1
votes

I have an application, a REST server built on Netty that embeds spark sql, and hivecontext to do analytical queries. Everything works fine on IntelliJ when running the service. But I build an uber jar that contains tha whole thing. And can't get it to run, because Hive can't instantiate its MetaStoreclient. After digging it seems that hive can't resolve the datanucleus dependencies. I run my application as

java -jar app.jar

I have tried to add Datanucleus jars with java -cp ... with no luck. The Spark doc recommends running this with --jars flags but still no luck. Since I guess I'm not using spark-submit here.
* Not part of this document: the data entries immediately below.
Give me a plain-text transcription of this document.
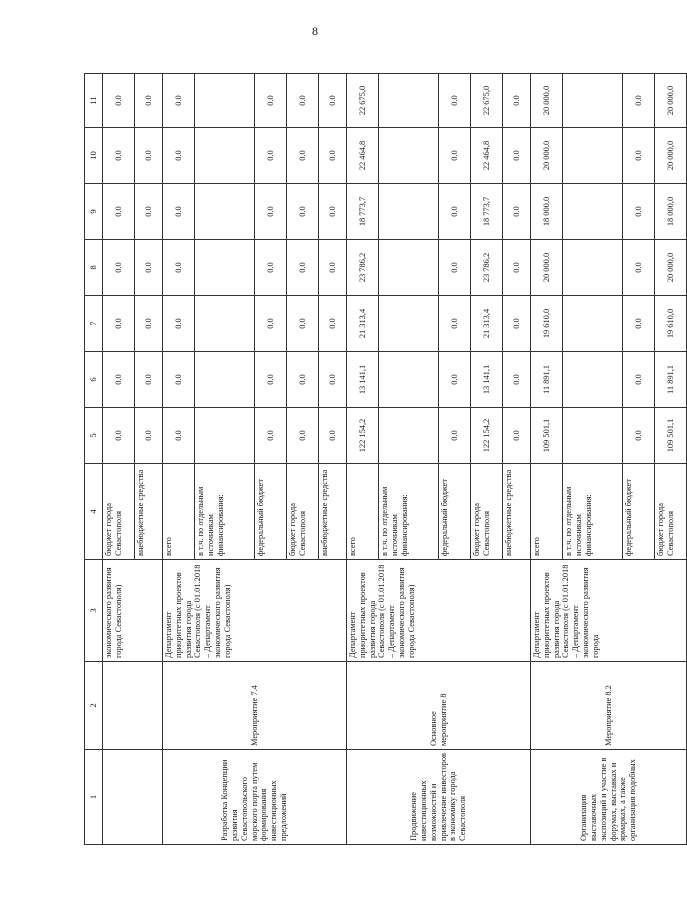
8
1	2	3	4	5	6	7	8	9	10	11
		экономического развития города Севастополя)	бюджет города Севастополя	0.0	0.0	0.0	0.0	0.0	0.0	0.0
			внебюджетные средства	0.0	0.0	0.0	0.0	0.0	0.0	0.0
Разработка Концепции развития Севастопольского морского порта путем формирования инвестиционных предложений	Мероприятие 7.4	Департамент приоритетных проектов развития города Севастополя (с 01.01.2018 – Департамент экономического развития города Севастополя)	всего	0.0	0.0	0.0	0.0	0.0	0.0	0.0
			в т.ч. по отдельным источникам финансирования:							
			федеральный бюджет	0.0	0.0	0.0	0.0	0.0	0.0	0.0
			бюджет города Севастополя	0.0	0.0	0.0	0.0	0.0	0.0	0.0
			внебюджетные средства	0.0	0.0	0.0	0.0	0.0	0.0	0.0
Продвижение инвестиционных возможностей и привлечение инвесторов в экономику города Севастополя	Основное мероприятие 8	Департамент приоритетных проектов развития города Севастополя (с 01.01.2018 – Департамент экономического развития города Севастополя)	всего	122 154,2	13 141,1	21 313,4	23 786,2	18 773,7	22 464,8	22 675,0
			в т.ч. по отдельным источникам финансирования:							
			федеральный бюджет	0.0	0.0	0.0	0.0	0.0	0.0	0.0
			бюджет города Севастополя	122 154,2	13 141,1	21 313,4	23 786,2	18 773,7	22 464,8	22 675,0
			внебюджетные средства	0.0	0.0	0.0	0.0	0.0	0.0	0.0
Организация выставочных экспозиций и участие в форумах, выставках и ярмарках, а также организация подобных	Мероприятие 8.2	Департамент приоритетных проектов развития города Севастополя (с 01.01.2018 – Департамент экономического развития города	всего	109 501,1	11 891,1	19 610,0	20 000,0	18 000,0	20 000,0	20 000,0
			в т.ч. по отдельным источникам финансирования:							
			федеральный бюджет	0.0	0.0	0.0	0.0	0.0	0.0	0.0
			бюджет города Севастополя	109 501,1	11 891,1	19 610,0	20 000,0	18 000,0	20 000,0	20 000,0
Any help is very much appreciated. Thanks.

Edit : To answer the question below, Yes I am initiating Spark in local mode for now as master = local[*]. There's a hive-site.xml in $SPARK_HOME/conf/. When run in IntelliJ it works fine, hive creates a local metastore on the project directory, spits its log to derby.log. The issue seems to happen when starting the web server in a shaded jar where the SparkContext and HiveContext are instantiated.

1
Are you initiating the Spark context as a standalone app (no cluster)? Is there a hive-site.xml file in your app?ra2085

1 Answers

1
votes

So I managed to solve the issue. since I was using the maven shade plugin, I needed to add the datanucleus jars into the classpath

  <transformer  implementation="org.apache.maven.plugins.shade.resource.ManifestResourceTransformer">
    <manifestEntries>
      <Main-Class>com.sparkserver.SparkServer</Main-Class>
      <Class-Path>..libs/mysql-connector-java-5.1.36.jar ../libs/datanucleus-core-3.2.10.jar ../libs/datanucleus-api-jdo-3.2.6.jar ../libs/datanucleus-rdbms-3.2.9.jar ../libs/bonecp-0.8.0.RELEASE.jar
     </Class-Path>
    </manifestEntries>
  </transformer>

Since using -jar erases the usual classpath, i added these lines with the matching versions in $SPARK_HOME/libs, and it worked fine.